Orucun asıl hedefine ulaşması için tavsiyeler;
• Orucunuzu 2-3 adet hurma + ½ su bardağı su (mide hacmini ziyade doldurmamak adına) ile açın.
• Orucunuzu açtıktan sonra çorba ile devam edin. On dakika bekledikten sonra ana yemeğinize geçin
• Kesinlikle sahura kalkın. Ramazanın 2. haftasından sonra yavaşlayacak olan metabolizmanızı öğün atlayarak daha da yavaşlatmayın. Sahuru erken kahvaltı üzere düşünüp, sağlıklı hakikat besinlerle hazırlanmış kahvaltınızı yapın.
• Tüketeceğiniz besinleri iftar – sahur arasında 4-5 öğüne yayın.
• Çay kahve tüketimini yemekten 1 saat sonraya bırakın.
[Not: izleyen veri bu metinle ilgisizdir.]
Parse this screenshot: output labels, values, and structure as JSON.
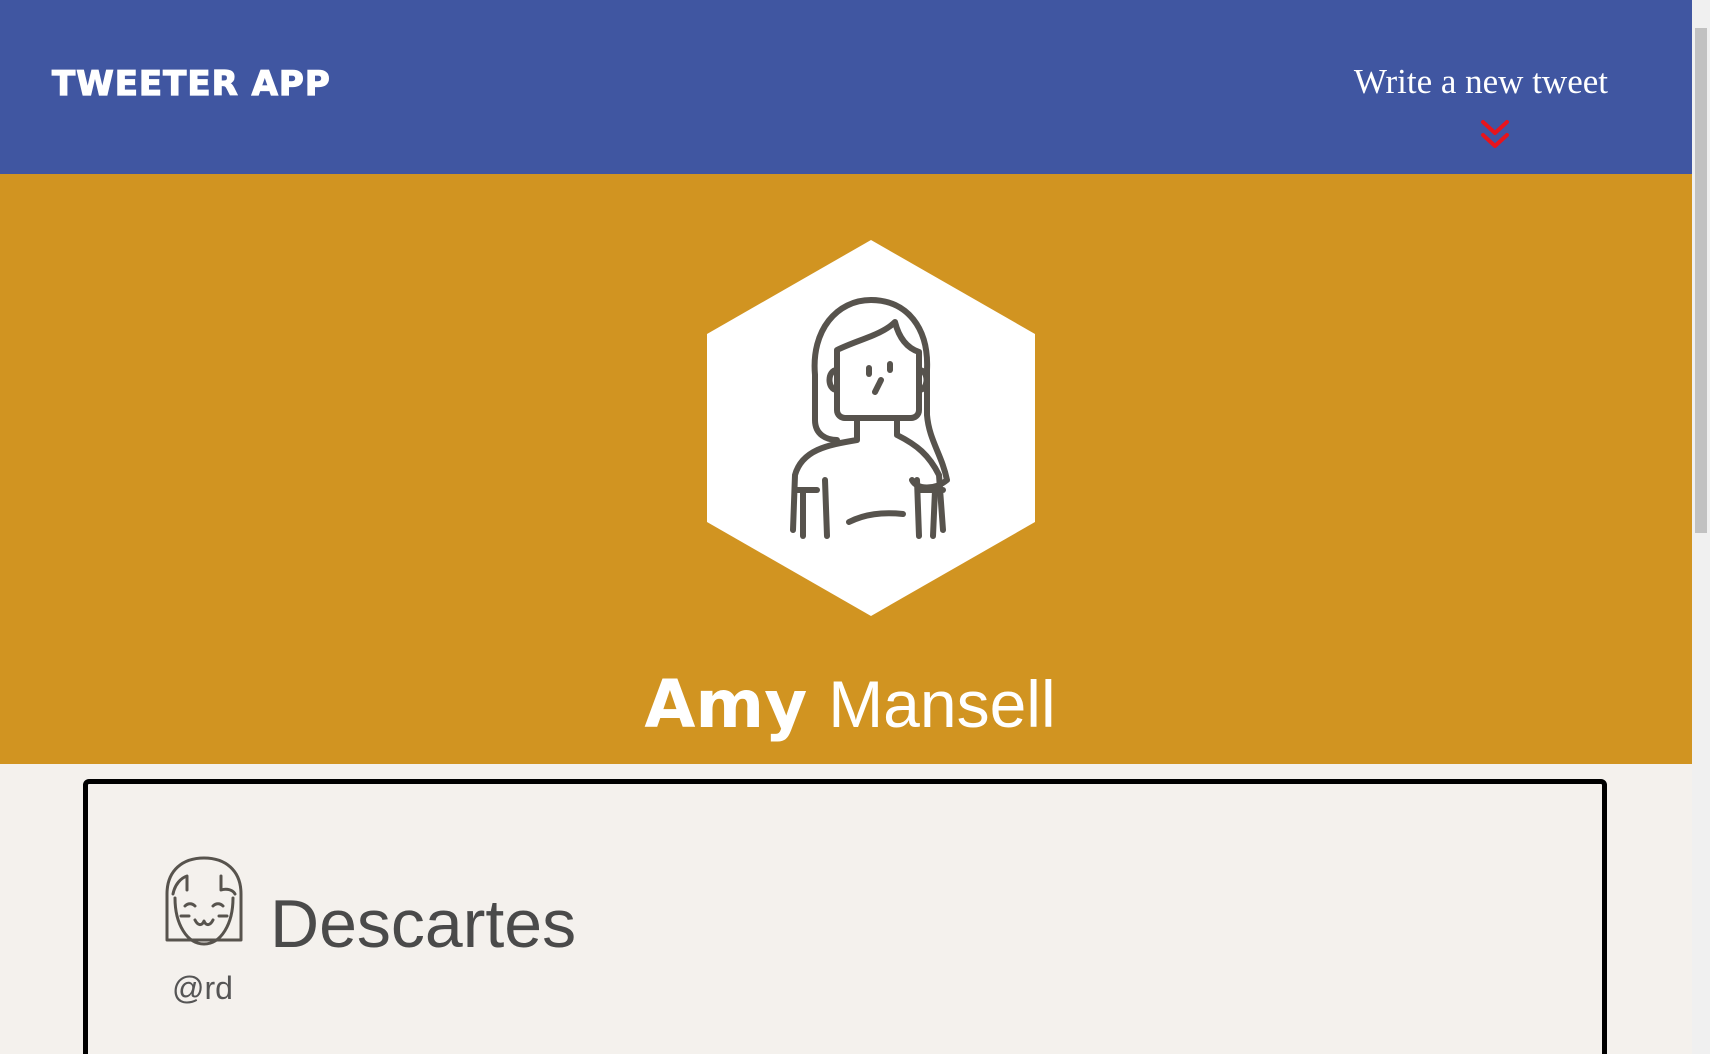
{
  "nav": {
    "brand": "TWEETER APP",
    "compose_label": "Write a new tweet",
    "compose_icon": "double-chevron-down-icon"
  },
  "profile": {
    "first_name": "Amy",
    "last_name": "Mansell",
    "avatar_icon": "woman-avatar-icon"
  },
  "tweet": {
    "author": "Descartes",
    "handle": "@rd",
    "avatar_icon": "girl-avatar-icon"
  },
  "colors": {
    "nav_bg": "#4056a1",
    "profile_bg": "#d19421",
    "page_bg": "#f4f1ed",
    "accent": "#e8141c"
  }
}
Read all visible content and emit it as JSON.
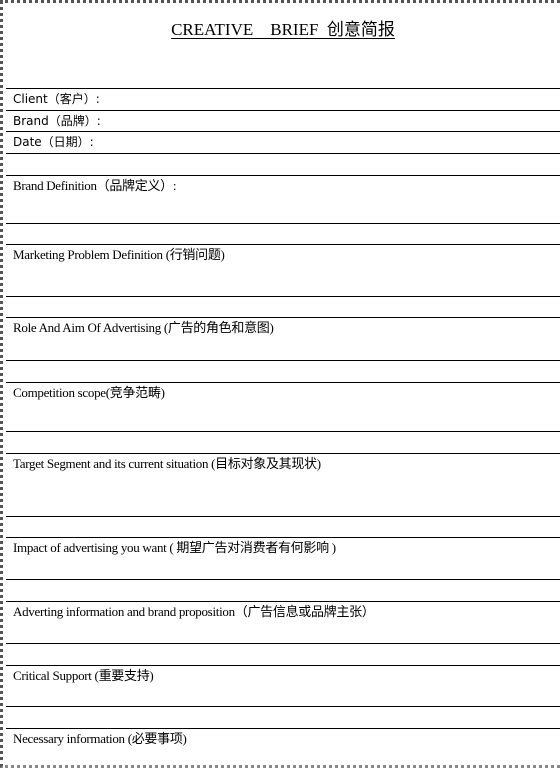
{
  "document": {
    "title": "CREATIVE    BRIEF  创意简报"
  },
  "header_fields": [
    {
      "label": "Client（客户）:",
      "value": ""
    },
    {
      "label": "Brand（品牌）:",
      "value": ""
    },
    {
      "label": "Date（日期）:",
      "value": ""
    }
  ],
  "sections": [
    {
      "label": "Brand Definition（品牌定义）:",
      "value": ""
    },
    {
      "label": "Marketing Problem Definition (行销问题)",
      "value": ""
    },
    {
      "label": "Role And Aim Of Advertising (广告的角色和意图)",
      "value": ""
    },
    {
      "label": "Competition scope(竞争范畴)",
      "value": ""
    },
    {
      "label": "Target Segment and its current situation (目标对象及其现状)",
      "value": ""
    },
    {
      "label": "Impact of advertising you want (  期望广告对消费者有何影响  )",
      "value": ""
    },
    {
      "label": "Adverting information and brand proposition（广告信息或品牌主张）",
      "value": ""
    },
    {
      "label": "Critical Support (重要支持)",
      "value": ""
    },
    {
      "label": "Necessary information (必要事项)",
      "value": ""
    }
  ]
}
Çay, kahve yanına sizi rahatlatıp, dinlendirecek ve sindiriminize yardımcı olacak olan bitki çaylarını tercih edin.
• Günlük su gereksiniminizi öğün aralarına yayın, yemekler ile birlikte su içmeyin. • Künefe, revani, tulumba tatlısı, kemal paşa, tarafına sütlü tatlıları-sütlaç, muhallebi, kazandibi, tavukgöğsü- yahut meyve tatlılarını tercih edin.
• Lokmalarını yutmayınız, yavaş yavaş tadına vararak yemek yiyiniz.
• Şunu bilmeliyiz ki ramazan ayında vücudumuzun güç gereksinimi değişmemekte, tüm gün aç kalmamız akşam çokça yemek yiyeceğimiz manasına gelmemektedir.
• Ramazan ayı kilo verme ayı değildir.
Bu mühlet boyunca birinci gayeniz kilonuzu korumak olmalıdır.